Siyaset hukukçuların işi değil diyeceğim ama yakın zamanda Sincan Mahkemesince verilen karara aklım takılıyor...
En güzeli cumhurbaşkanı makamına oturmuş bir kimsenin hukuka sıkı sıkıya bağlı olduğunu ummak gerek olacak heralde.

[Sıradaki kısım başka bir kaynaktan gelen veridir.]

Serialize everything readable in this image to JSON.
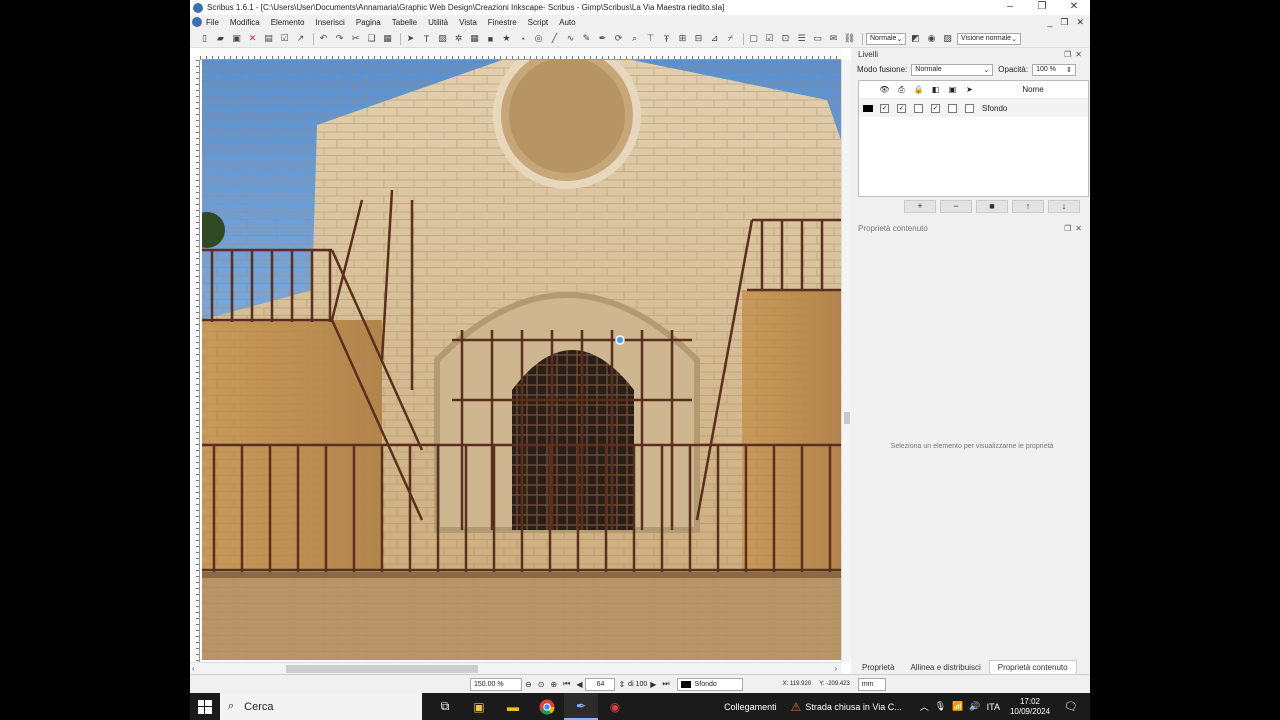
{
  "window": {
    "title": "Scribus 1.6.1 - [C:\\Users\\User\\Documents\\Annamaria\\Graphic Web Design\\Creazioni Inkscape- Scribus - Gimp\\Scribus\\La Via Maestra riedito.sla]",
    "controls": [
      "–",
      "❐",
      "✕"
    ]
  },
  "menu": [
    "File",
    "Modifica",
    "Elemento",
    "Inserisci",
    "Pagina",
    "Tabelle",
    "Utilità",
    "Vista",
    "Finestre",
    "Script",
    "Auto"
  ],
  "toolbar": {
    "mode_select": "Normale",
    "view_select": "Visione normale"
  },
  "layers_panel": {
    "title": "Livelli",
    "blend_label": "Modo fusione:",
    "blend_value": "Normale",
    "opacity_label": "Opacità:",
    "opacity_value": "100 %",
    "col_name": "Nome",
    "layer_name": "Sfondo",
    "btn_add": "+",
    "btn_remove": "−",
    "btn_dup": "■",
    "btn_up": "↑",
    "btn_down": "↓"
  },
  "content_props": {
    "title": "Proprietà contenuto",
    "empty_msg": "Seleziona un elemento per visualizzarne le proprietà"
  },
  "panel_tabs": [
    "Proprietà",
    "Allinea e distribuisci",
    "Proprietà contenuto"
  ],
  "status": {
    "zoom": "150.00 %",
    "page": "64",
    "page_of": "di 100",
    "layer": "Sfondo",
    "x_coord": "X: 119.920",
    "y_coord": "Y: -209.423",
    "unit": "mm"
  },
  "taskbar": {
    "search": "Cerca",
    "links": "Collegamenti",
    "notification": "Strada chiusa in Via C...",
    "lang": "ITA",
    "time": "17:02",
    "date": "10/09/2024"
  }
}
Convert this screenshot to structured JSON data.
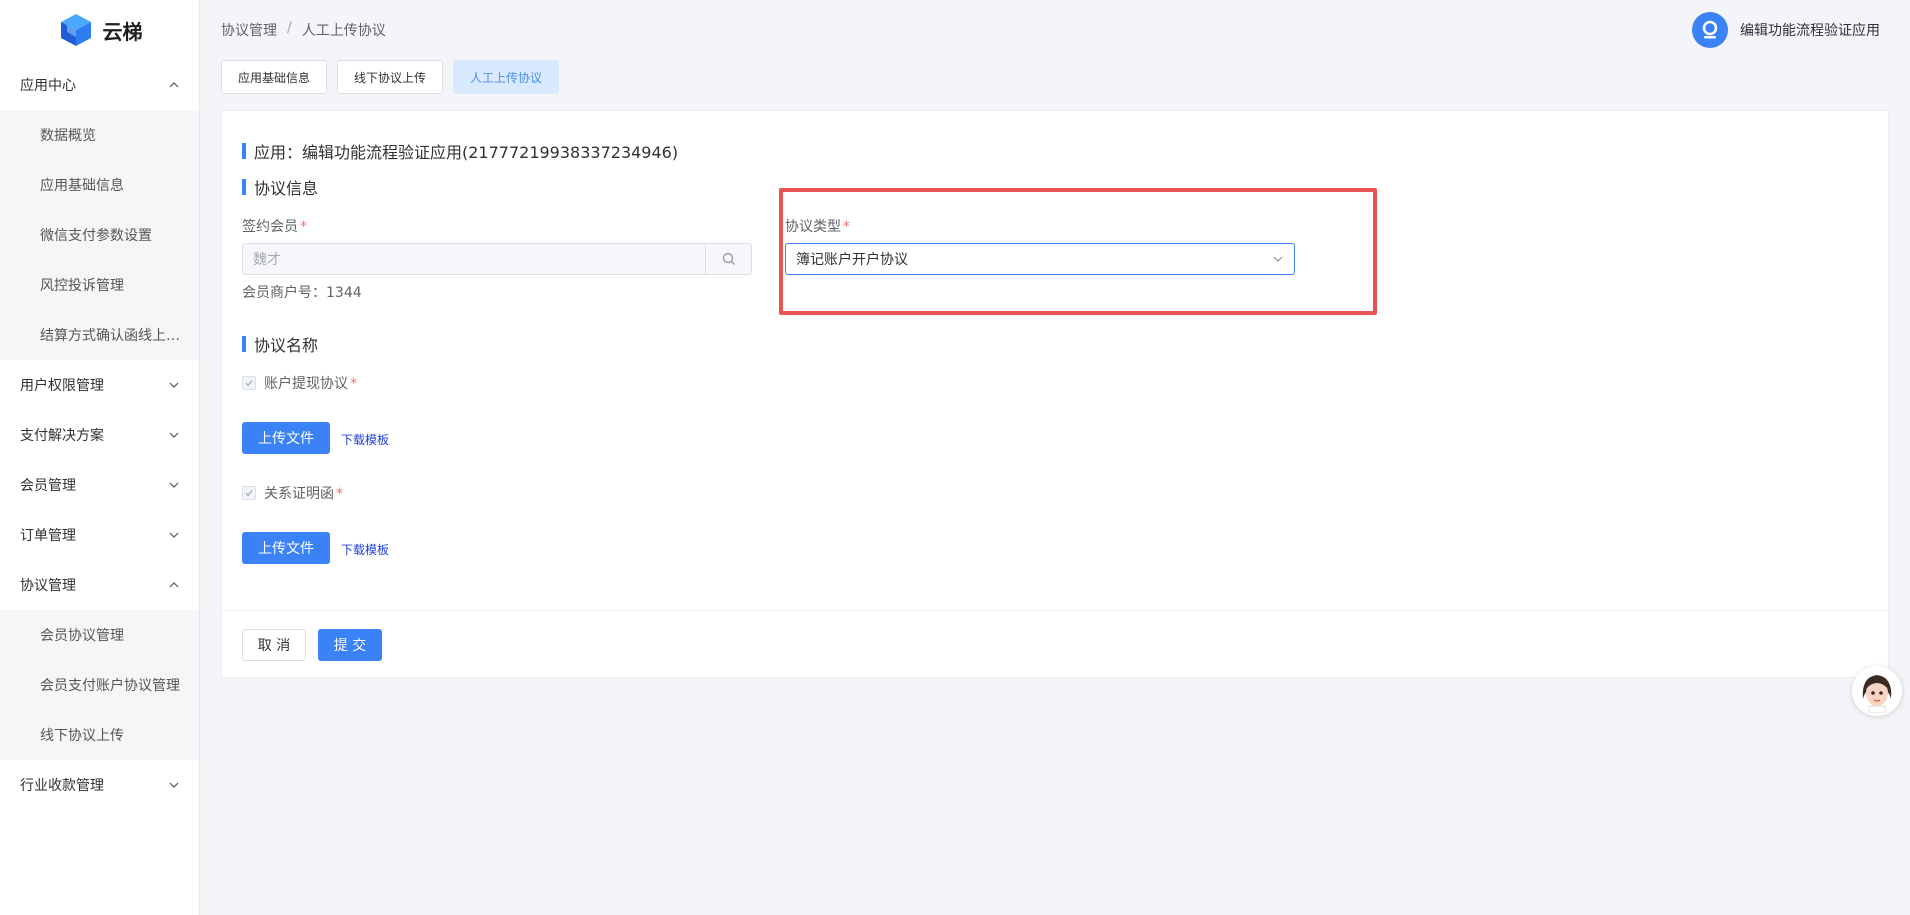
{
  "app": {
    "logo_text": "云梯"
  },
  "sidebar": {
    "groups": [
      {
        "label": "应用中心",
        "expanded": true,
        "items": [
          {
            "label": "数据概览"
          },
          {
            "label": "应用基础信息"
          },
          {
            "label": "微信支付参数设置"
          },
          {
            "label": "风控投诉管理"
          },
          {
            "label": "结算方式确认函线上…"
          }
        ]
      },
      {
        "label": "用户权限管理",
        "expanded": false
      },
      {
        "label": "支付解决方案",
        "expanded": false
      },
      {
        "label": "会员管理",
        "expanded": false
      },
      {
        "label": "订单管理",
        "expanded": false
      },
      {
        "label": "协议管理",
        "expanded": true,
        "items": [
          {
            "label": "会员协议管理"
          },
          {
            "label": "会员支付账户协议管理"
          },
          {
            "label": "线下协议上传"
          }
        ]
      },
      {
        "label": "行业收款管理",
        "expanded": false
      }
    ]
  },
  "header": {
    "breadcrumb": [
      "协议管理",
      "人工上传协议"
    ],
    "breadcrumb_sep": "/",
    "user_name": "编辑功能流程验证应用"
  },
  "tabs": [
    {
      "label": "应用基础信息",
      "active": false
    },
    {
      "label": "线下协议上传",
      "active": false
    },
    {
      "label": "人工上传协议",
      "active": true
    }
  ],
  "form": {
    "app_title": "应用：编辑功能流程验证应用(2177721993833723494​6)",
    "section_agreement_info": "协议信息",
    "member_label": "签约会员",
    "member_placeholder": "魏才",
    "merchant_no": "会员商户号：1344",
    "agreement_type_label": "协议类型",
    "agreement_type_value": "簿记账户开户协议",
    "section_agreement_name": "协议名称",
    "agreements": [
      {
        "label": "账户提现协议",
        "upload_label": "上传文件",
        "template_label": "下载模板"
      },
      {
        "label": "关系证明函",
        "upload_label": "上传文件",
        "template_label": "下载模板"
      }
    ],
    "required_mark": "*",
    "cancel_label": "取 消",
    "submit_label": "提 交"
  },
  "colors": {
    "primary": "#3b82f6",
    "highlight": "#e85353",
    "required": "#f56c6c"
  }
}
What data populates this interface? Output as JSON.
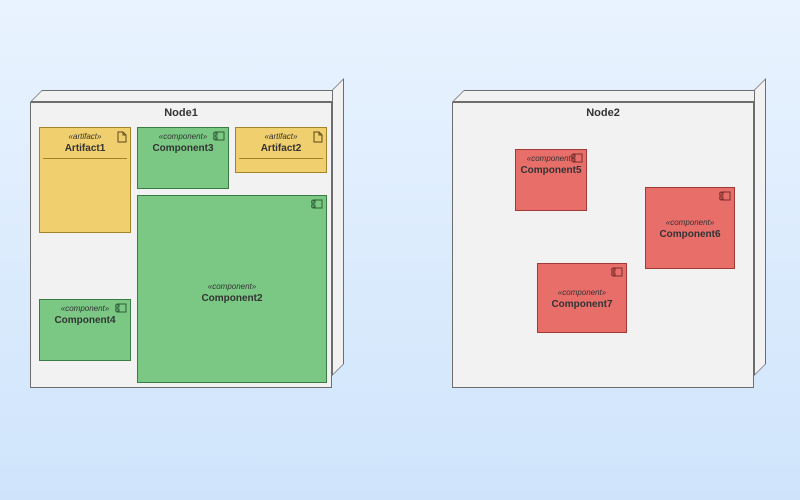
{
  "stereotypes": {
    "artifact": "«artifact»",
    "component": "«component»"
  },
  "nodes": {
    "node1": {
      "title": "Node1"
    },
    "node2": {
      "title": "Node2"
    }
  },
  "elements": {
    "artifact1": {
      "name": "Artifact1"
    },
    "artifact2": {
      "name": "Artifact2"
    },
    "component2": {
      "name": "Component2"
    },
    "component3": {
      "name": "Component3"
    },
    "component4": {
      "name": "Component4"
    },
    "component5": {
      "name": "Component5"
    },
    "component6": {
      "name": "Component6"
    },
    "component7": {
      "name": "Component7"
    }
  }
}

Cevap: Ağır cezayı gerektiren meşhut cürümlerde Cumhurbaşkanı yakalanabilir mi
Evet bu konuda fikir birliğinden söz etmek zor. Böyle olması da gayet normal. Çünkü söz konusu tartışmada açık bir yasal düzenleme mevcut değil. Fikir birliği içinde olacaklarını beklediğim değerli usta hukukçular arasında bile farklı görüşler mevcut. Mesela;
CUMHURBAŞKANININ YARGILANMASI
Bilim ve uygulama çevrelerinden değişik görüşler ileri sürülmekte, sorunu çözümlemeye yararlı olanları yanında, salt siyasal amaçlı çabalara da rastlanmaktadır. Hukuk soyut bir bilimdir. Görüşler, yorumlar, düşünceler, karşılaştırmalar ve örneklerle sonuç almak yönteminin en çok uygulandığı alandır. Ne var ki düşünce ve görüş ayrılıkları olanların çoğu, düşünce ve görüşleri değil, sahiplerini eleştirerek, hatta terbiye dışı saldırılar yönelterek tartışmayı kavgaya dönüştürmektedir. Böyle olunca da gerçek yitmekte, doyurucu bir çözüm olanaksız kalmaktadır.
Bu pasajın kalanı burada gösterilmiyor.